Our passion for conservation puts us on the lookout for aquarium species we know will thrive with the right care and we started off this year with some new species for you to enjoy on your next visit.
We now proudly house the flame angelfish and superworms at the Aquarium, and how about that for a cool name.
Despite their mighty name, superworms grow to 60mm long at full size and these black beauties have a very dark body. What emerges out of their larvae after 7-10 of solitude are darkling beetles, which start off as light coloured beetles, till that familiar dark pattern shows itself.
Superworms (Zophobas morio) feed on fruit and vegetables but are preyed on by a host of other species, including lizards, turtles, frogs, salamanders, birds, fish and other insectivorous animals.
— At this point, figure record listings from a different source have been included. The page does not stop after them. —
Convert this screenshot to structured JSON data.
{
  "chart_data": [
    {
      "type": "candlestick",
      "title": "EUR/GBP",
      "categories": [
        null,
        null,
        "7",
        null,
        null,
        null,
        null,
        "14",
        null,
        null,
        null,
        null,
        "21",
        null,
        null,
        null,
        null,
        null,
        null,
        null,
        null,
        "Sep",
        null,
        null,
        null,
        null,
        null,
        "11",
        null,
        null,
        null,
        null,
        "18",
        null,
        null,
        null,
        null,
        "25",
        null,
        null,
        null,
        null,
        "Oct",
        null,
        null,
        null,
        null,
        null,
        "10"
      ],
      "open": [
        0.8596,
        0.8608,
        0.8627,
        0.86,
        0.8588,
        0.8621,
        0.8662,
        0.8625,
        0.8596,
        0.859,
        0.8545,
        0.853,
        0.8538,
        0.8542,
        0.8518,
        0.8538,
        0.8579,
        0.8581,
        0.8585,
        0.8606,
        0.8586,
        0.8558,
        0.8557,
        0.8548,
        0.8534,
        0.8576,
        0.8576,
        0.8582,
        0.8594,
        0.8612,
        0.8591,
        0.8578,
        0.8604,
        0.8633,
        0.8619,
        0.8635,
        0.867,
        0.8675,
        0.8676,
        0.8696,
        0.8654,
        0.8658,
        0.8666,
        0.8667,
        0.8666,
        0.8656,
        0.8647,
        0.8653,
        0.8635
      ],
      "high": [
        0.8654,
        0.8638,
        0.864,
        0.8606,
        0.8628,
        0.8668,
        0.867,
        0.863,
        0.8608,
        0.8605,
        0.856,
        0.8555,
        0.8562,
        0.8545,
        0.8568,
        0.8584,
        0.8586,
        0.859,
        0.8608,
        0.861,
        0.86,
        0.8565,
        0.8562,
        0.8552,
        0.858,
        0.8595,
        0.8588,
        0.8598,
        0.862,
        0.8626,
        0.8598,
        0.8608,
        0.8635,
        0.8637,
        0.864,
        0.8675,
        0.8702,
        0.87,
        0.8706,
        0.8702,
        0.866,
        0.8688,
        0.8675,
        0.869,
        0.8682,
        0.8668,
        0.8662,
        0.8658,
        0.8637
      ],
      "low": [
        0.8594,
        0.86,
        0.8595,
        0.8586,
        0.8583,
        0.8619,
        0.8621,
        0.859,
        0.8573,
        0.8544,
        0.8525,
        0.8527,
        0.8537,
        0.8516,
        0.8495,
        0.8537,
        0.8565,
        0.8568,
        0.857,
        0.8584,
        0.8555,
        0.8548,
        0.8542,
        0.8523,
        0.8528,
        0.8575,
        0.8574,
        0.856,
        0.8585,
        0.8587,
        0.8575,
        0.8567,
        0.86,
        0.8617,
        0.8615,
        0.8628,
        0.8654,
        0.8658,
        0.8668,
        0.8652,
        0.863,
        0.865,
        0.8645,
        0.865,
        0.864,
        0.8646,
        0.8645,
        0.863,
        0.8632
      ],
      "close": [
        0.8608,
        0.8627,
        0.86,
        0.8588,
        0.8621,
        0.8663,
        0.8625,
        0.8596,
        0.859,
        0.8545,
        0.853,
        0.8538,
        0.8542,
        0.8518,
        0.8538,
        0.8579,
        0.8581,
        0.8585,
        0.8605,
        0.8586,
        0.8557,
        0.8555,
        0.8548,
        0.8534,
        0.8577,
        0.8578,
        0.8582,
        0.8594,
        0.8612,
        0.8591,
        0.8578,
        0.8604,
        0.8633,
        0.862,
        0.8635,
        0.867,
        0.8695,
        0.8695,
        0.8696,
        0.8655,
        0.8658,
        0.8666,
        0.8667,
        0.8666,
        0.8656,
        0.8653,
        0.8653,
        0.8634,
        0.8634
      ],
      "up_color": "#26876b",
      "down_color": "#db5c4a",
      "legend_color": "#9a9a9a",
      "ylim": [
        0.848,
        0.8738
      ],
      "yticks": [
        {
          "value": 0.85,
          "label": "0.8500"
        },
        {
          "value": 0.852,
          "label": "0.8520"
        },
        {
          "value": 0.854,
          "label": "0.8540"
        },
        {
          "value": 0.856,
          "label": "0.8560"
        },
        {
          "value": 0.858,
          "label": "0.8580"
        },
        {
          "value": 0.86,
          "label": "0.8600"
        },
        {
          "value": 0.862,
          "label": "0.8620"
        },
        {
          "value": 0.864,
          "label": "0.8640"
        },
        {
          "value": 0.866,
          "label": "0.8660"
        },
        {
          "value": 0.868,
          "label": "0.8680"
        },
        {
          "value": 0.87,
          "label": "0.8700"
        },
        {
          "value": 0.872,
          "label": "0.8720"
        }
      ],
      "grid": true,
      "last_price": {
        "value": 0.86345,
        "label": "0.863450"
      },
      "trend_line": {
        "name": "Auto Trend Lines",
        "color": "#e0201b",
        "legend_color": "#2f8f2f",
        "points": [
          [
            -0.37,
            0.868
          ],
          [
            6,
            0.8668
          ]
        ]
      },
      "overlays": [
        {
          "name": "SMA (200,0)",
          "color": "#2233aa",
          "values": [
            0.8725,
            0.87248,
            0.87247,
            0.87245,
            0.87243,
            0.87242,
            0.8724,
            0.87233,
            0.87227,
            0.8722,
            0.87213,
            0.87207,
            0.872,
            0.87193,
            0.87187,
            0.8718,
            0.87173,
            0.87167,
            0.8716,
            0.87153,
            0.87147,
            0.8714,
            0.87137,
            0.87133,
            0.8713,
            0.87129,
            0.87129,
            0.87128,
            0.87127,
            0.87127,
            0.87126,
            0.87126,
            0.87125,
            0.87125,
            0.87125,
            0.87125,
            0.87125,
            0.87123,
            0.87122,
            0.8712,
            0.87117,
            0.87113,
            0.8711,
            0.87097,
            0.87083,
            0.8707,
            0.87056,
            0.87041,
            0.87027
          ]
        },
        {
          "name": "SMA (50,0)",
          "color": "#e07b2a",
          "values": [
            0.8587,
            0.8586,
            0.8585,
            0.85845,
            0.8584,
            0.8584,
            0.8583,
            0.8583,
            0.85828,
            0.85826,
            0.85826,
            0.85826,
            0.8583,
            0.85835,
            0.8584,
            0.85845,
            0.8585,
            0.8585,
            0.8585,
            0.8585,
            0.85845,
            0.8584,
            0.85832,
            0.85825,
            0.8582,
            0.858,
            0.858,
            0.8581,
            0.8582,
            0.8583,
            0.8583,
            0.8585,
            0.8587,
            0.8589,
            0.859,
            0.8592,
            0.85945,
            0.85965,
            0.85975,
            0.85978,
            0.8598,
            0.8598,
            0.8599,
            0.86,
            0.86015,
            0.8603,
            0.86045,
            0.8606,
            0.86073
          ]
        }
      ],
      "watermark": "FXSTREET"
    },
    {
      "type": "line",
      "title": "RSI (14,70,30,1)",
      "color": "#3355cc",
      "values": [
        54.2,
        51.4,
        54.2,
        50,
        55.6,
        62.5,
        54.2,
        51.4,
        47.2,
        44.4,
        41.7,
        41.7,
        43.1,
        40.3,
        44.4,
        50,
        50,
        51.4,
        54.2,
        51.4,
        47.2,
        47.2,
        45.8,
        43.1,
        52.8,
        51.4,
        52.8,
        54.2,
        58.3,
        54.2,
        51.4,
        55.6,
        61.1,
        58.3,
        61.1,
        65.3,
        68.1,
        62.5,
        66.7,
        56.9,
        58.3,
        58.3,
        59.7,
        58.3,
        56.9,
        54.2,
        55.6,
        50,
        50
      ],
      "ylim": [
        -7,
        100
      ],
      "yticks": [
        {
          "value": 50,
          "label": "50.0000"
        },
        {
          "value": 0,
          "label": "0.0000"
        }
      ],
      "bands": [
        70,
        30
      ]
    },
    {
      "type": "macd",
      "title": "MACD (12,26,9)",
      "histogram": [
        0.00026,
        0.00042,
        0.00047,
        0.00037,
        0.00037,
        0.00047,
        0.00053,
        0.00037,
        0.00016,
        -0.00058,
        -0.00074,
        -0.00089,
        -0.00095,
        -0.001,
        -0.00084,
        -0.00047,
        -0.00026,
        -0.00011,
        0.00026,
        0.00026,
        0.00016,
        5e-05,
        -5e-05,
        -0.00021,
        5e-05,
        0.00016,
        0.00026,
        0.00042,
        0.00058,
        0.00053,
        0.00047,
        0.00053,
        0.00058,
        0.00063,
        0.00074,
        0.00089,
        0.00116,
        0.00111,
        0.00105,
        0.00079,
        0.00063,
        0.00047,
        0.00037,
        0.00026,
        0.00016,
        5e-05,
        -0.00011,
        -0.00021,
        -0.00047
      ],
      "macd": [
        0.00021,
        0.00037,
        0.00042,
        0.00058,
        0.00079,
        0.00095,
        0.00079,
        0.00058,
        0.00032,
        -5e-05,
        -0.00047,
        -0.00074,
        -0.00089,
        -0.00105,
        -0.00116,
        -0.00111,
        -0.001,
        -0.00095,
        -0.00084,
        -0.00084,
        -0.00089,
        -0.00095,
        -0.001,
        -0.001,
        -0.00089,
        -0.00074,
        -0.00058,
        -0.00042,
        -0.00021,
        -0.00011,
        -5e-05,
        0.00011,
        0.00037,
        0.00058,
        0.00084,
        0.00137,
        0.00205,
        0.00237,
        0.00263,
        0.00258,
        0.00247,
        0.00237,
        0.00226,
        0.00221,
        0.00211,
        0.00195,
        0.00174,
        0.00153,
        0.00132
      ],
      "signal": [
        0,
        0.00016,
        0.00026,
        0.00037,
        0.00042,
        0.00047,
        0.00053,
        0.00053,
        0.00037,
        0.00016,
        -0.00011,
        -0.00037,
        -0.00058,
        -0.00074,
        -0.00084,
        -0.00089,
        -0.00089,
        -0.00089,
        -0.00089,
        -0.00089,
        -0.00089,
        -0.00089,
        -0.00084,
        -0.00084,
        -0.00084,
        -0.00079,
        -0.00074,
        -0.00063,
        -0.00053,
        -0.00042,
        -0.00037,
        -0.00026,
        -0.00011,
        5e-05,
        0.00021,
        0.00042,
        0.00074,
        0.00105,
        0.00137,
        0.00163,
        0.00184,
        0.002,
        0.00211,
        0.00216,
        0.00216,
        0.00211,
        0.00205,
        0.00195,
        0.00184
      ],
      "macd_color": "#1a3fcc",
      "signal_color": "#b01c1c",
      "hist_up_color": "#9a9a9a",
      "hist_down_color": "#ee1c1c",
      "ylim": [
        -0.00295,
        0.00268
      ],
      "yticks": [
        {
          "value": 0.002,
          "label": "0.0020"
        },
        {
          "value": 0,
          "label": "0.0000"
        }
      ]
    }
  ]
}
Our other awesomely named new species is the flame angelfish (Centropyge loricula). These beautiful fish are a species of angelfish, and these thrive in coral reefs and crystal lagoons. They can be found in the Indo-Pacific regions, and often hang out in groups called harems. Typically each harem will consist of three to seven individuals. They tend to feed on algae between depths of 15-60m.
Coral reef degradation, a topic very often discussed by the Research and Conservation blog of the Malta National Aquarium is a threat to these fish, and destructive fishing practices also harm their very existence. Add tourism and coastal development to the mix and you can imagine what a tough life flame angelfish have to endure. Their luring colours make them attractive for aquarium-poachers and their trade can be very harmful to them. We condemn such methods of poaching, and we carry out extensive research when selecting species for our tanks here in Qawra.
New shark hatchlings
The new year brings about sweet and exciting news for all fish-fans as our collaboration with Sharklab has once again provided us with a hatchling. We discussed Sharklab in this blog post, and we are always delighted to see the process go full swing. Well done to the fishermen who brought us the accidentally caught egg cases, as your care can mean the species of catshark can continue to grow and strengthen.